Error running ds.glmSummary

Hello all,

When I run ds.glmSummary on a successfully created model object (with either ds.glm or ds.glm SLMA), I get the message:
Aggregated (exists(“test.glm”)) [======================================================] 100% / 0s Error: The input object test.glm is not defined in pilot_table_1, pilot_table_2!

I have tried specifying the newobj and datasources parameters, or not, and get the same message. Given that there aren’t many parameters to play with, I wasn’t sure what else to try. Does anyone have an idea what causes the error?

Thank you!

Hello @twey

The ds.glmSummary works only with objects created by ds.glmSLMA (it doesn’t work with ds.glm). Can you please send the code that you use? What is pilot_table_1, and pilot_table_2? Are those the names of the studies?

Thanks, Demetris

Hi Demetris,

The code for model was:

test.glm <- ds.glmSLMA(formula = "nph_visit_discordance ~
       sdc_ethnicity_11 + sdc_visit_age + lab_visit_a1c",
                       data = "DST",
                       family = "gaussian",
                       datasources = connections)
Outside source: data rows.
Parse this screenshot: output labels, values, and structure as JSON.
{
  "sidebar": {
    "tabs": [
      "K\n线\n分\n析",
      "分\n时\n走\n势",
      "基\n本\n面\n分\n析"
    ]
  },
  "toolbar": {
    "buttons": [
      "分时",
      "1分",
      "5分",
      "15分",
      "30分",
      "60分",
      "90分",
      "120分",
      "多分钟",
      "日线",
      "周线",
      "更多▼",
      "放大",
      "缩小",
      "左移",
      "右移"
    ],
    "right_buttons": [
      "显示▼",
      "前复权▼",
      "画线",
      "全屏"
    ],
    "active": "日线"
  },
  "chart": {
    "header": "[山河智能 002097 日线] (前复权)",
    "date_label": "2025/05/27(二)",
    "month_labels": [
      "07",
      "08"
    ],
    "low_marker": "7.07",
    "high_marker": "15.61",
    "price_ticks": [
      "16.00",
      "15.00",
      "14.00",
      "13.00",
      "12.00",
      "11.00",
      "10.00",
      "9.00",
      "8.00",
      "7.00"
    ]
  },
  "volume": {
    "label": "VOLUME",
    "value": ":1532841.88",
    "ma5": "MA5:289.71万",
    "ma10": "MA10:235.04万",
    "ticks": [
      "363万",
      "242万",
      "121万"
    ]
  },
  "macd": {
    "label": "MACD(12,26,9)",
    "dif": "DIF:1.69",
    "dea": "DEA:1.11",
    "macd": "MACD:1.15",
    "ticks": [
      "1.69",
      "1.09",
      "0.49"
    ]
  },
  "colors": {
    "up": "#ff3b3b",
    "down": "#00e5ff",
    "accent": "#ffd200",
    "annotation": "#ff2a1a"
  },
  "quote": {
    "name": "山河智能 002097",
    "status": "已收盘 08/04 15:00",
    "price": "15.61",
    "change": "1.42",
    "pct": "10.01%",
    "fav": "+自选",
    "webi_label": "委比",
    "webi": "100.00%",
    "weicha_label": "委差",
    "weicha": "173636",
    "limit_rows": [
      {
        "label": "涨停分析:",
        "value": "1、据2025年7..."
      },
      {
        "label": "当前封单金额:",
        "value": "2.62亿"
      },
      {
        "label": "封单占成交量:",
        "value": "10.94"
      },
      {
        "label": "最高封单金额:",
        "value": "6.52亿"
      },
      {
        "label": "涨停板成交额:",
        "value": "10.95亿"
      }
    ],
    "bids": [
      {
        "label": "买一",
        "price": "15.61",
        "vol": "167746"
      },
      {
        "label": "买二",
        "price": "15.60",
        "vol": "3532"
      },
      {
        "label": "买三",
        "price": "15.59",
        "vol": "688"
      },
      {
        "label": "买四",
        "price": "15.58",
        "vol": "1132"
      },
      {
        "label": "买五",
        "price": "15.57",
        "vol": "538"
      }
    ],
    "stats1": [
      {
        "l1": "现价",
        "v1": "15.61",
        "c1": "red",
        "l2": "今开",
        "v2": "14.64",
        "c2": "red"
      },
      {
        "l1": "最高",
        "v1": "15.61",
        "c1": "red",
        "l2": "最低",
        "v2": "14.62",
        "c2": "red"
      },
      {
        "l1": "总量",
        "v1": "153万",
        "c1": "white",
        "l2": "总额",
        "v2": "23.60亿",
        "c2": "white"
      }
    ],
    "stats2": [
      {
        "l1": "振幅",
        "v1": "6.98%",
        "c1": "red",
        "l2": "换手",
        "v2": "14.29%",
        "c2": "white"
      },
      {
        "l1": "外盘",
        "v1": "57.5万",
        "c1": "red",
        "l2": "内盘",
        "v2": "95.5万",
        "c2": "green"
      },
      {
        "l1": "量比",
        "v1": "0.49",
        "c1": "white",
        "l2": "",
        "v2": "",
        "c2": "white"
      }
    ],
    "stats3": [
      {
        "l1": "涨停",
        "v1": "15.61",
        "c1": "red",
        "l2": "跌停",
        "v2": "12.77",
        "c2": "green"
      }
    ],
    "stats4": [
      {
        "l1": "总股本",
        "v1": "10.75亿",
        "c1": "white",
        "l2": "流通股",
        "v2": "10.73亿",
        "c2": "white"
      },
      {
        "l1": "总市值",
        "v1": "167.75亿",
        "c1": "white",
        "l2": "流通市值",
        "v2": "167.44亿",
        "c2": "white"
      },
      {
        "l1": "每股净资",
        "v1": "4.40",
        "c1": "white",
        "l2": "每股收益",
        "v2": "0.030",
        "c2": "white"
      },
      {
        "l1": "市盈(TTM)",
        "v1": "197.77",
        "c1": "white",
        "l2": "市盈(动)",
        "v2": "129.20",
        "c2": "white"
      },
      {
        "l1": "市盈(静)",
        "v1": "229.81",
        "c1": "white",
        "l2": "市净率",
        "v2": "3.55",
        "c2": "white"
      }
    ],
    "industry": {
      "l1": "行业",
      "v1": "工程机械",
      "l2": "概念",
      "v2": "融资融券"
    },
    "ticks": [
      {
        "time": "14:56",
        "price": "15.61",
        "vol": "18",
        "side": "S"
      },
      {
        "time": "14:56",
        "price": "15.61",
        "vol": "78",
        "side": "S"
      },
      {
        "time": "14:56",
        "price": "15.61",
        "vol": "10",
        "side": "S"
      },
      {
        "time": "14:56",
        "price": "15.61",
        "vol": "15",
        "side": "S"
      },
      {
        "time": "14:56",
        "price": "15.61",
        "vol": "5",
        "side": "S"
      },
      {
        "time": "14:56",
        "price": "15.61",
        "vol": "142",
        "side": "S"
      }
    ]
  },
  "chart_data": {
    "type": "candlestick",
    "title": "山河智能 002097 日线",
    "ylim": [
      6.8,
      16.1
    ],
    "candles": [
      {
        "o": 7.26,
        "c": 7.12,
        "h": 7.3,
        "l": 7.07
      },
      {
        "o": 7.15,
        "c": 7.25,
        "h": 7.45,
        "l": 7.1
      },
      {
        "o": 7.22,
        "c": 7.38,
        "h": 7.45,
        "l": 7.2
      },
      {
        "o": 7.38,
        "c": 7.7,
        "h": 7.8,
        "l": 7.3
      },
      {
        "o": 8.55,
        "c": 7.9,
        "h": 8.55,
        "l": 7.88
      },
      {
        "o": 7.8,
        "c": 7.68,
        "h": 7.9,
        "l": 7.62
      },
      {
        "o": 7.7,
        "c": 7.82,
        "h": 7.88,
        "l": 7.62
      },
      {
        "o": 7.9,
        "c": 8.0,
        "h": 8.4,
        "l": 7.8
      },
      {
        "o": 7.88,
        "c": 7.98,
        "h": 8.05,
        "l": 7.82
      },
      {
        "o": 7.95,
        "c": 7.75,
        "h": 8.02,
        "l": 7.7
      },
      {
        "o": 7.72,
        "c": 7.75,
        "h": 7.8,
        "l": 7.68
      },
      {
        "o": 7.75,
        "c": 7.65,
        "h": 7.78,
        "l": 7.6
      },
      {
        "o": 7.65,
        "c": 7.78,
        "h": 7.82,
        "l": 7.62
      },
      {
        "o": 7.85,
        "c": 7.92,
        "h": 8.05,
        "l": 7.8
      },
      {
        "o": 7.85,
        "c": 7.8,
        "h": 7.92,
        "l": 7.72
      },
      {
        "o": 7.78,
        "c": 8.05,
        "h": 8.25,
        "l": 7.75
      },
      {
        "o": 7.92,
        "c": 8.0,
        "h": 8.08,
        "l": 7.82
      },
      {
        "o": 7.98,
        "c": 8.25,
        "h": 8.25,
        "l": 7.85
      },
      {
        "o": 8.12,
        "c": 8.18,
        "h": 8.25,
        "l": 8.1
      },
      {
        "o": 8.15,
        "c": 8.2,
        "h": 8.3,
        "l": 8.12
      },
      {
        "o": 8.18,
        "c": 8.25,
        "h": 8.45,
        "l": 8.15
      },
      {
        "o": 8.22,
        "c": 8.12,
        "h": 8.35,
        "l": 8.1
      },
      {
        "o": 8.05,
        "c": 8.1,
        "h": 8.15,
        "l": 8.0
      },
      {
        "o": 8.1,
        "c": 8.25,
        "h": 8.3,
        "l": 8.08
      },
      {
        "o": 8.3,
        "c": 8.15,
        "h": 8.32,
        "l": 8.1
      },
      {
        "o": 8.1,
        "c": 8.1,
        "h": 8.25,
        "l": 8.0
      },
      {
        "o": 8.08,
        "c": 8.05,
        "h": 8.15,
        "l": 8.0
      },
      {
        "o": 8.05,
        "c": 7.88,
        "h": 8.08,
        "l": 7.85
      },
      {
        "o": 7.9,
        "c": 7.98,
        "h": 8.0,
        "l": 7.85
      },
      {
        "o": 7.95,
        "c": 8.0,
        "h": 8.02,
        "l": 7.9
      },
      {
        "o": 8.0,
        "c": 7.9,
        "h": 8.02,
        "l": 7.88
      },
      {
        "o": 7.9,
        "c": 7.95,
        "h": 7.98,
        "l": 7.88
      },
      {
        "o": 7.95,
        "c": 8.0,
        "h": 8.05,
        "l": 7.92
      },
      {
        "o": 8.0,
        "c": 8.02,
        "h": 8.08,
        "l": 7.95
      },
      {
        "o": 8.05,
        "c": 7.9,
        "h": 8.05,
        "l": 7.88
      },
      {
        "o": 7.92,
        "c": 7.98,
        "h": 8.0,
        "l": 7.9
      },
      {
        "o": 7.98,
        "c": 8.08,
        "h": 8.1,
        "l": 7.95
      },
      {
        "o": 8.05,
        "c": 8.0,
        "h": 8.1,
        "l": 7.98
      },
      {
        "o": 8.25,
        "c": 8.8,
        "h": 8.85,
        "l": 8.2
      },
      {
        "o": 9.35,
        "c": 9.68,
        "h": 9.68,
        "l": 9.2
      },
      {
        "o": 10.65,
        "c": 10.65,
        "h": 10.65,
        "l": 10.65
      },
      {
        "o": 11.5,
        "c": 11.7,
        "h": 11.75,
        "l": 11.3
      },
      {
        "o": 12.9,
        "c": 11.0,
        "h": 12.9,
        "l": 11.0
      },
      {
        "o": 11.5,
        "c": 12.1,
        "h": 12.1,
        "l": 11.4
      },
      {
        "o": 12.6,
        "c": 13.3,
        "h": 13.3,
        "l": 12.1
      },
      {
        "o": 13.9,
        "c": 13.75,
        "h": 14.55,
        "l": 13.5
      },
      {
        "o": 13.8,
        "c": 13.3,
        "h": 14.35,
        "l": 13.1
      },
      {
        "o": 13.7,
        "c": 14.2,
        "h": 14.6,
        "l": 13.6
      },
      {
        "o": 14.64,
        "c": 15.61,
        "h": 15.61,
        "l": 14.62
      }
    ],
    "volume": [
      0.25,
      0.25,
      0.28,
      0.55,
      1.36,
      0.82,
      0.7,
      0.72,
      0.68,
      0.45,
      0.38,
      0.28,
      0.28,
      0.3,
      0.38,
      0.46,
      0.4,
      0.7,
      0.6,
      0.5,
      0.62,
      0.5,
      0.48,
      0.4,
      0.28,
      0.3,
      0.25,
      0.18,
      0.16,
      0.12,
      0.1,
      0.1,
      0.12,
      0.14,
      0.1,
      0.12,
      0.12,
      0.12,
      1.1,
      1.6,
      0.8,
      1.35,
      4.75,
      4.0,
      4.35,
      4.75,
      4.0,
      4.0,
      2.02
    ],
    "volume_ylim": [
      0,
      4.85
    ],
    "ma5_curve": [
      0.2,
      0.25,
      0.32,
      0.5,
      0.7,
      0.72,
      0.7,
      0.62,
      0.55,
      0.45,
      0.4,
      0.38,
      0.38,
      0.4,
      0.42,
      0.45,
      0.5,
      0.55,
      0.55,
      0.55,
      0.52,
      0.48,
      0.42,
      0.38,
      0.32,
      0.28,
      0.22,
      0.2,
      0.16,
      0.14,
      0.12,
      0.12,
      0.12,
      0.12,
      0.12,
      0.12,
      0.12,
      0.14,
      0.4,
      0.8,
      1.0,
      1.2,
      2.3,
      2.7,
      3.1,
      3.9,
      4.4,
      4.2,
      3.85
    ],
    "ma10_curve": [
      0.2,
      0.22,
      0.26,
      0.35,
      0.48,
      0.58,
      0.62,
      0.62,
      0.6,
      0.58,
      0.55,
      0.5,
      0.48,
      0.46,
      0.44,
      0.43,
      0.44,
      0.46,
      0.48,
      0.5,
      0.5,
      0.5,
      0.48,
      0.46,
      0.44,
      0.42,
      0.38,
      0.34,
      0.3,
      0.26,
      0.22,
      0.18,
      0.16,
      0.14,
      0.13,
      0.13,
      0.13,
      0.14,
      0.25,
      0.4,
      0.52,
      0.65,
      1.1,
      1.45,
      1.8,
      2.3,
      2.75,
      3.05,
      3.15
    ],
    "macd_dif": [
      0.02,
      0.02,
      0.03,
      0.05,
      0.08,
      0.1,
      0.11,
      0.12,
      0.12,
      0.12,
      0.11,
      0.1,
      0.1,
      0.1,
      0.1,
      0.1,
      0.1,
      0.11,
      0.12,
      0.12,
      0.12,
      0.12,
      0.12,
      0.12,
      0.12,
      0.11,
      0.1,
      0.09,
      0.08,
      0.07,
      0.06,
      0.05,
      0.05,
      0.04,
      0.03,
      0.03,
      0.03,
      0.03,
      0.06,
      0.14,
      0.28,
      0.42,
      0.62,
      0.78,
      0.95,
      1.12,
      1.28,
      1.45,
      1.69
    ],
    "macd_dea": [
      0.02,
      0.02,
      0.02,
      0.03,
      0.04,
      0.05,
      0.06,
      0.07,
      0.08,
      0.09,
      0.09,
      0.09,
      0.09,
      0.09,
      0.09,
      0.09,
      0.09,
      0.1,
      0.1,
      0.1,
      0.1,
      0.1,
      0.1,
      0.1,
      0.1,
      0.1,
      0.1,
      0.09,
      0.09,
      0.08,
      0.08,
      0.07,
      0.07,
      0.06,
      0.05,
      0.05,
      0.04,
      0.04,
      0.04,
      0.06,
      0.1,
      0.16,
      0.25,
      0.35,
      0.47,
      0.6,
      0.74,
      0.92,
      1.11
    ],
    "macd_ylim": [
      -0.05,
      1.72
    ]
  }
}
The outcome is continuous. pilot_table_1 and pilot_table_2 are the names I used for server1 and server2 in builder$append (they do represent two studies).

If I run:


I get the message:

[1] "A data object <new.glm.obj> has been created in all specified data sources"

And I can look at the model summary with test.glm$output.summary. But if I run

ds.glmSummary( = "test.glm", newobj = "test.glm.summary", datasources = connections)

I get the message

Aggregated (exists("test.glm")) [======================================================] 100% / 0s
Error: The input object test.glm is not defined in pilot_table_1, pilot_table_2!

I was also curious what the difference is between the information you would get from test.glm$output.summary and the output of ds.glmSummary.

Thank you for your help! Tina

Hi Tina,

In DataSHIELD there are two main types of functions: the aggregate functions that return some statistics/results to the analyst, and the assign functions that create objects on the server-side and do not return anything (except some information about the process or messages) to the analyst.

The ds.glmSLMA is an aggregate function because it returns back to the analyst the regression results. However, this function also saves the regression results on the server-side such that can be used through the ds.glmPredict and ds.glmSummary functions. The results are saved on the servers with a name specified by the analyst in the “newobj” argument. In your example, you didn’t specify the name of the new object, so the object was created on the servers with the default name “new.glm.obj”.

So, you can use that name to do the summary like this:

ds.glmSummary( = "new.glm.obj", newobj = "test.glm.summary", datasources = connections)

or you can specify a name that you like in ds.glmSLMA function like this:

ds.glmSLMA(formula = "nph_visit_discordance ~
       sdc_ethnicity_11 + sdc_visit_age + lab_visit_a1c",
                       data = "DST",
                       family = "gaussian",
                       newobj = "test.glm",
                       datasources = connections)

In your example you used the name ‘test.glm’ to assign the object that you get on the client-side.

Many thanks, Demetris

Ok, I understand the issue now. Sorry for the confusion and thank you for the explanation!